I get moments of anger and have PND Too. Coupled with sleep deprivation and not getting a break (for me, anyway) it feels like it’s almost inevitable. My baby is 10 months and whilst I never show my anger or frustration to her, I do get fed up when she fights sleep or wakes up 5 times a night (she’s never slept for more than 2.5 hours at a time. Exhausted isn’t the word, right?!)

I hear you completely but don’t have any advice, sorry. Just solidarity! x

Birdy1991 · 21/05/2021 11:24

Sometimes I have to scream at the top of my lungs in the next room! 😩 do you have anyone who can take him for a few hours to give you a break, like a family member?
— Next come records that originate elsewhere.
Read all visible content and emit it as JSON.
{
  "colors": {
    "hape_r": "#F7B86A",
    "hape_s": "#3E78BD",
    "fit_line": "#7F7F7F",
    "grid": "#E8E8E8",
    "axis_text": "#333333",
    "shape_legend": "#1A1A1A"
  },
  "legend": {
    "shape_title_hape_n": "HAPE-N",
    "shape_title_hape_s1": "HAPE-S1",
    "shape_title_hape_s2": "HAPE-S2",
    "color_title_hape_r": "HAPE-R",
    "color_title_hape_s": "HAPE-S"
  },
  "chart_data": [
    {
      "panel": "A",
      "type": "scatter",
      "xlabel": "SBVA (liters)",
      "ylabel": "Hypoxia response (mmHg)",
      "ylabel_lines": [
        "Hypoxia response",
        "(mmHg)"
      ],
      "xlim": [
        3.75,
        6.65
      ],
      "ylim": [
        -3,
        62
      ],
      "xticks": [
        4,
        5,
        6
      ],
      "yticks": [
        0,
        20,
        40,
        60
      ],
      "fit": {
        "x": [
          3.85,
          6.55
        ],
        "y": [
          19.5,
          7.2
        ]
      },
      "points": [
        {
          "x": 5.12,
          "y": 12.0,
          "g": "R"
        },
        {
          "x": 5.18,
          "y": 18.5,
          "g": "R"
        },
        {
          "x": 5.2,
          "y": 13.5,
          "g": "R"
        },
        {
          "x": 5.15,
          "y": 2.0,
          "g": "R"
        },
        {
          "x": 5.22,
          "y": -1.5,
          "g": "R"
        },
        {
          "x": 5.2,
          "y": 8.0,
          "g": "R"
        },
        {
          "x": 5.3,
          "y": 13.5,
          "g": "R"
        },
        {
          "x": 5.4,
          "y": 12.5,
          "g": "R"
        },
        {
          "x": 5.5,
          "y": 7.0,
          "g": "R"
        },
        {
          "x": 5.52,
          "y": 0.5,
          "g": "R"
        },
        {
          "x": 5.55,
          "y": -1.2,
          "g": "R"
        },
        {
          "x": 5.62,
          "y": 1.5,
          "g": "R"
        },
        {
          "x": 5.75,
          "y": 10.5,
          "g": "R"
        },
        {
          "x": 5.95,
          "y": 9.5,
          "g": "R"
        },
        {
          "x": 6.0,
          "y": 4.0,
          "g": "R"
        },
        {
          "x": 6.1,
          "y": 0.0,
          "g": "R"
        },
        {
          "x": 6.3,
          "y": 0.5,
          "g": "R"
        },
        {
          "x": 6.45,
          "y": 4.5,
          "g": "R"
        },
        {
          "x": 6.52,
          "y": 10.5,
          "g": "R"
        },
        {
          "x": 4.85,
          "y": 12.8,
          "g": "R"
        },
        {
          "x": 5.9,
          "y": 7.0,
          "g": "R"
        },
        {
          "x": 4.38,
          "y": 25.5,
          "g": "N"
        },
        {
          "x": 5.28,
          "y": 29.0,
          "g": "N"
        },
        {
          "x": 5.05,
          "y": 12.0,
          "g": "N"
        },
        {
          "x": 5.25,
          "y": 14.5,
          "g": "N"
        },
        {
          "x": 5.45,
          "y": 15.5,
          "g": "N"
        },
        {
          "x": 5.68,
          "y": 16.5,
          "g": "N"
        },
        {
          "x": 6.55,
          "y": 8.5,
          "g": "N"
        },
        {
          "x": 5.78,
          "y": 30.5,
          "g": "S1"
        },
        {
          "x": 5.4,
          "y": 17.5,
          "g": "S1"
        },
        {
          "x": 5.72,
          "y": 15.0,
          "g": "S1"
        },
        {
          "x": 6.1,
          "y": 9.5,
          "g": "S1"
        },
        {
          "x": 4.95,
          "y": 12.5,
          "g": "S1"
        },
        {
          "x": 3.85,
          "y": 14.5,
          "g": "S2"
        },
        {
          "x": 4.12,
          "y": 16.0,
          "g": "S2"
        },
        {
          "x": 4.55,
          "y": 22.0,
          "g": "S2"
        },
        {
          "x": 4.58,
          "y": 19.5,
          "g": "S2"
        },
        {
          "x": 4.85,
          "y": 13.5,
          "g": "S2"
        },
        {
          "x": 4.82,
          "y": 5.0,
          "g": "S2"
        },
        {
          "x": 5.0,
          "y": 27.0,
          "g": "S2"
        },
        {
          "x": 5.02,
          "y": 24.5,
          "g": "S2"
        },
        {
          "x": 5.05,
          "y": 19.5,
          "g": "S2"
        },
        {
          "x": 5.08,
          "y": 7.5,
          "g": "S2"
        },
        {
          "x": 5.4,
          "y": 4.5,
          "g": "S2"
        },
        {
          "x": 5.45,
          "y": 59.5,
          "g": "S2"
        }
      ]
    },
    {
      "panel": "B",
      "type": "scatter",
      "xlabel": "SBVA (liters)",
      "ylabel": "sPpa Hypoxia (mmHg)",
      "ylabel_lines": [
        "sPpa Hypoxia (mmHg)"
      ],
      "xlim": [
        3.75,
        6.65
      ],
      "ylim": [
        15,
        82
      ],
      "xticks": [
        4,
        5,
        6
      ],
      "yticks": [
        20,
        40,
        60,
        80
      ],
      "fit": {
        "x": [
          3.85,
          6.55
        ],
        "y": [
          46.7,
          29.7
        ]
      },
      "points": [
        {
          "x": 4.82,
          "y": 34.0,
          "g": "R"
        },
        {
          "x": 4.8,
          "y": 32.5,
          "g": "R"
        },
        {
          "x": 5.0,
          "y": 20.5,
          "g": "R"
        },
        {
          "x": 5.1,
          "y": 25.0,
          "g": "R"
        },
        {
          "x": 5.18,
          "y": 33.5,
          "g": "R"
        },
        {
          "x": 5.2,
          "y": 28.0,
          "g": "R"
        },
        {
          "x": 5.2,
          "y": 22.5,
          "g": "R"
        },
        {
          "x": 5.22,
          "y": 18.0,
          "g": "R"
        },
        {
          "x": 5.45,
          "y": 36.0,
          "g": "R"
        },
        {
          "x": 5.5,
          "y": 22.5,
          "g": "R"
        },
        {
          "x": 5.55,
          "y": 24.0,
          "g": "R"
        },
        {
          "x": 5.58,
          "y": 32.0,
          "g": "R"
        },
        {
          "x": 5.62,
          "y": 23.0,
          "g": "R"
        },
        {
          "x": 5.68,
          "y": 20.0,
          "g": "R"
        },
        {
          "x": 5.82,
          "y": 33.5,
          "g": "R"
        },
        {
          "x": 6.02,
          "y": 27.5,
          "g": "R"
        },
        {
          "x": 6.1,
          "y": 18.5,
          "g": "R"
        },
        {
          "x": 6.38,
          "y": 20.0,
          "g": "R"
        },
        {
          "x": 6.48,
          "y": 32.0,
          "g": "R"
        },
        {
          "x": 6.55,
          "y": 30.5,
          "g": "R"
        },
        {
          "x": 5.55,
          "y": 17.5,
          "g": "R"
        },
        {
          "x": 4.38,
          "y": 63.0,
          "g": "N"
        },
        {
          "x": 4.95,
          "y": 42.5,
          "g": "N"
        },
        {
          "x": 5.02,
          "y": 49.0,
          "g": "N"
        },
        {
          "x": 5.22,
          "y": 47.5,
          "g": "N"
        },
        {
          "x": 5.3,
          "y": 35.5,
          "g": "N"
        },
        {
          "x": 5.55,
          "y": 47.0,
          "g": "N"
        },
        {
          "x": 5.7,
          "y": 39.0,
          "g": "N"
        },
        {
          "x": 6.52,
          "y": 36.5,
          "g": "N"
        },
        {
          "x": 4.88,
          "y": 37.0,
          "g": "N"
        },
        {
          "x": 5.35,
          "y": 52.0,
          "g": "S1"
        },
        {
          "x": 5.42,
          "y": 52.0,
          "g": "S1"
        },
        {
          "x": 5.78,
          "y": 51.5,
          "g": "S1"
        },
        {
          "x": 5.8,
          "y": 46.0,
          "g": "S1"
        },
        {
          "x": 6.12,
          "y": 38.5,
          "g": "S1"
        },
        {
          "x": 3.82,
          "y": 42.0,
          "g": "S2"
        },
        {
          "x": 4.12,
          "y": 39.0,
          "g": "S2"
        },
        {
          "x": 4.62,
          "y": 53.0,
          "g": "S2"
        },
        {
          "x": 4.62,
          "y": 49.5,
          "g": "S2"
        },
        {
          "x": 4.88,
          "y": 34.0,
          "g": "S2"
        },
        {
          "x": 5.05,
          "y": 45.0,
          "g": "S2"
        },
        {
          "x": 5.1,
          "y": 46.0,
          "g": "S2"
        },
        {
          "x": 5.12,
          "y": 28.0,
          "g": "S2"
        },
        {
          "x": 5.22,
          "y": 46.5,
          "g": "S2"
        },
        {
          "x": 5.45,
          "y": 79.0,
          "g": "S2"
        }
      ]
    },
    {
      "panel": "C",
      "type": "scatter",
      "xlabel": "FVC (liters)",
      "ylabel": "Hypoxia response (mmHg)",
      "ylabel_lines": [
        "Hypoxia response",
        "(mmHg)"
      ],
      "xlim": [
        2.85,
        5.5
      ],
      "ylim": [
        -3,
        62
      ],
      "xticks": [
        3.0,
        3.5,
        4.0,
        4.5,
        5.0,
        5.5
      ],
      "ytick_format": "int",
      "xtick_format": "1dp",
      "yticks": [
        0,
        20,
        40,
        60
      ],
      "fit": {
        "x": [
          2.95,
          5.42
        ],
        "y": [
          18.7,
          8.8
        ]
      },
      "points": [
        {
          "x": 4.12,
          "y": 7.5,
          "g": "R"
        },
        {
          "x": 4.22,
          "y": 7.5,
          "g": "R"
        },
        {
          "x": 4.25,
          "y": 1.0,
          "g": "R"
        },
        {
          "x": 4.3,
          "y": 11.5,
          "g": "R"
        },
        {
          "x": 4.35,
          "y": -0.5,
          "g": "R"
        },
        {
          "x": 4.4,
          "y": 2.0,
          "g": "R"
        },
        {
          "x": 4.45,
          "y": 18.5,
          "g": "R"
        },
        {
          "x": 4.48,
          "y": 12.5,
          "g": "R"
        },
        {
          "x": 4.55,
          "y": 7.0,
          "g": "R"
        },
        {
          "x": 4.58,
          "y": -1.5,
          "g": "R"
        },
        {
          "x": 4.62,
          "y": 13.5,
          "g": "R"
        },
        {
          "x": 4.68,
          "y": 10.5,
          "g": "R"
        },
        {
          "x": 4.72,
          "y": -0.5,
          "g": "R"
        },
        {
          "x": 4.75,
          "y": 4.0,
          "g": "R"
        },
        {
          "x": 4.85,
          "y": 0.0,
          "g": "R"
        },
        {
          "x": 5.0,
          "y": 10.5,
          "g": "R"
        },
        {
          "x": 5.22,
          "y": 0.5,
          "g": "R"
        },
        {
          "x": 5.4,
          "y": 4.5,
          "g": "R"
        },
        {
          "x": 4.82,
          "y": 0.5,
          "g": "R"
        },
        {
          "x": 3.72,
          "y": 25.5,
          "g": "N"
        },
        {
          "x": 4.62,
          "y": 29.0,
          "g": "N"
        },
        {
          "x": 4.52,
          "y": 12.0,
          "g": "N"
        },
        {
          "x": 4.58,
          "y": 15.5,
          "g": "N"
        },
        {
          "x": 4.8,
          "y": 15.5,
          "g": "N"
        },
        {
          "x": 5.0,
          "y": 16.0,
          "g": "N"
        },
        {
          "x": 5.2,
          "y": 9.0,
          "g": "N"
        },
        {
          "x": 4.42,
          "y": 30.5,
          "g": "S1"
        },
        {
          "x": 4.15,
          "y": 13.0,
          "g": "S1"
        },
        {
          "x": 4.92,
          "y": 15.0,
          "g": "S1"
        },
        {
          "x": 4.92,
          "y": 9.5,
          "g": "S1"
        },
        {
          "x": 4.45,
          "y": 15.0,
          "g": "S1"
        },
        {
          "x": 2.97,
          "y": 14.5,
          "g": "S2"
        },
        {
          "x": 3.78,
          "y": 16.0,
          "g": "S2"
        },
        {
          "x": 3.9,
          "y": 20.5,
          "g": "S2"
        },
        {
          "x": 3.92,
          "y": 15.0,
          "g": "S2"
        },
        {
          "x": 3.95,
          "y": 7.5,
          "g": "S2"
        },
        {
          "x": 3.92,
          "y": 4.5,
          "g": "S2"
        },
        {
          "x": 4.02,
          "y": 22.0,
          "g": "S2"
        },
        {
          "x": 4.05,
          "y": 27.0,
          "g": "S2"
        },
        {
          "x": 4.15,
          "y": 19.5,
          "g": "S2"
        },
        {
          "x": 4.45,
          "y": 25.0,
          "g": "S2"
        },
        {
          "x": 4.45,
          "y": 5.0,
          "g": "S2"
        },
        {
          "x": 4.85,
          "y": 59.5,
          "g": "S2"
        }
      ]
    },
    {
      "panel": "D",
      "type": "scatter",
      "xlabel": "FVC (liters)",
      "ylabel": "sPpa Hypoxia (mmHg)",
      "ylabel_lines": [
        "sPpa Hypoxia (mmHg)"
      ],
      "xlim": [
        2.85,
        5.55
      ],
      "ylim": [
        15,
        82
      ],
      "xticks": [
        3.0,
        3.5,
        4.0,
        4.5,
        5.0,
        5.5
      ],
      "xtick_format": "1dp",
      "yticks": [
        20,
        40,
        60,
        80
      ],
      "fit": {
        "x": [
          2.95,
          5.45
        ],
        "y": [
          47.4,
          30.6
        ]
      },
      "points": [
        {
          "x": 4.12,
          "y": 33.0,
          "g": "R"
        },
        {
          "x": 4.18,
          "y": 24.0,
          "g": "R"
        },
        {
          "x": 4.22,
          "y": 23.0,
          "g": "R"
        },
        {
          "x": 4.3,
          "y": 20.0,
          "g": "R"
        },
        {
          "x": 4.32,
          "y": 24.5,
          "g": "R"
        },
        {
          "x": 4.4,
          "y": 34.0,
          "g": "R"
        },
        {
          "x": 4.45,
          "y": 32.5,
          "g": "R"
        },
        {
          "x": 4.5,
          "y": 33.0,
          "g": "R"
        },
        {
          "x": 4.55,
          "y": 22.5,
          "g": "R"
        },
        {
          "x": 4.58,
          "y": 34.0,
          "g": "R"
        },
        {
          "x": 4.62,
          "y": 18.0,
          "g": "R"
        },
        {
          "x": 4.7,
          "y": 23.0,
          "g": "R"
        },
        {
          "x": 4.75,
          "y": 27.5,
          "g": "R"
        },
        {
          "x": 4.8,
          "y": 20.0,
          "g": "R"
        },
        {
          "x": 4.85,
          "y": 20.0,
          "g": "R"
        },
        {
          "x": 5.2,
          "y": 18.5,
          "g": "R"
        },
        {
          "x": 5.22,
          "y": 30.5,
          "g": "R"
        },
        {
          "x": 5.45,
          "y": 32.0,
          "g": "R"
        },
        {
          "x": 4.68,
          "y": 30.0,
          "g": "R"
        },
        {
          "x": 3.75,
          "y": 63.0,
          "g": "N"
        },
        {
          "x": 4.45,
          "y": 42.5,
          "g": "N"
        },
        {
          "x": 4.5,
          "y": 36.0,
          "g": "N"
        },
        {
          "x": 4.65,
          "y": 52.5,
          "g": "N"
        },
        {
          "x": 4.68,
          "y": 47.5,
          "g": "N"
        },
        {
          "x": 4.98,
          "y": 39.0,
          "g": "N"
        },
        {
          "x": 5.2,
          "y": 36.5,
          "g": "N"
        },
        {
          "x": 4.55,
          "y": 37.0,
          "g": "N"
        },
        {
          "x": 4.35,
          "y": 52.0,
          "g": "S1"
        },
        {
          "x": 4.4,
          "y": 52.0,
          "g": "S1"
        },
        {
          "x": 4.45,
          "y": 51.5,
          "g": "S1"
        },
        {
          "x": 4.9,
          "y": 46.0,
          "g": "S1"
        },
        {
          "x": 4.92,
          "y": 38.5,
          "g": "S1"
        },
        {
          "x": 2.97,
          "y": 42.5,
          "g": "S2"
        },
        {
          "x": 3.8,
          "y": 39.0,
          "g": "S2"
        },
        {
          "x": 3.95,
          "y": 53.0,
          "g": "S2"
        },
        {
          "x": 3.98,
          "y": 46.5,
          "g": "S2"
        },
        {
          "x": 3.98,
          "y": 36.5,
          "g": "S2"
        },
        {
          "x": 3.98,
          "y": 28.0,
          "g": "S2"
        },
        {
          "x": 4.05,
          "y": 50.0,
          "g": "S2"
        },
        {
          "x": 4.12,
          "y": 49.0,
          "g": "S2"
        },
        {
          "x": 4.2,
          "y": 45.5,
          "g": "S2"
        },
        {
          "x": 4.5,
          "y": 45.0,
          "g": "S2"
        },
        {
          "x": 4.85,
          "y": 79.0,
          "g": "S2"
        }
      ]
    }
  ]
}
dotdotdotdash · 21/05/2021 11:33

This is what happens when you are exhausted and doing it all yourself. I wish I could take the baby for a while so you could have a nap! Do you have family or close friends - now is the time to ask.

I think your anger will also be related to your partner failing to step up. In time you can decide if your relationship is worth persevering with as it sounds like you are bringing up your child alone anyway. My friend's partner totally checked out when they had a baby, and unsurprisingly she divorced him when her child was quite young and ironically life was easier.

Good for you for reaching out.

ChakaDakotaRegina · 21/05/2021 11:37

I found that age unbelievably frustrating and tiring and definitely lost my shit at times. It is not you.

Can you pay for someone to take him an afternoon or an evening and just go to bed for some uninterrupted sleep?

You are definitely not a failure. It’s so hard and you are doing this through the weirdest time.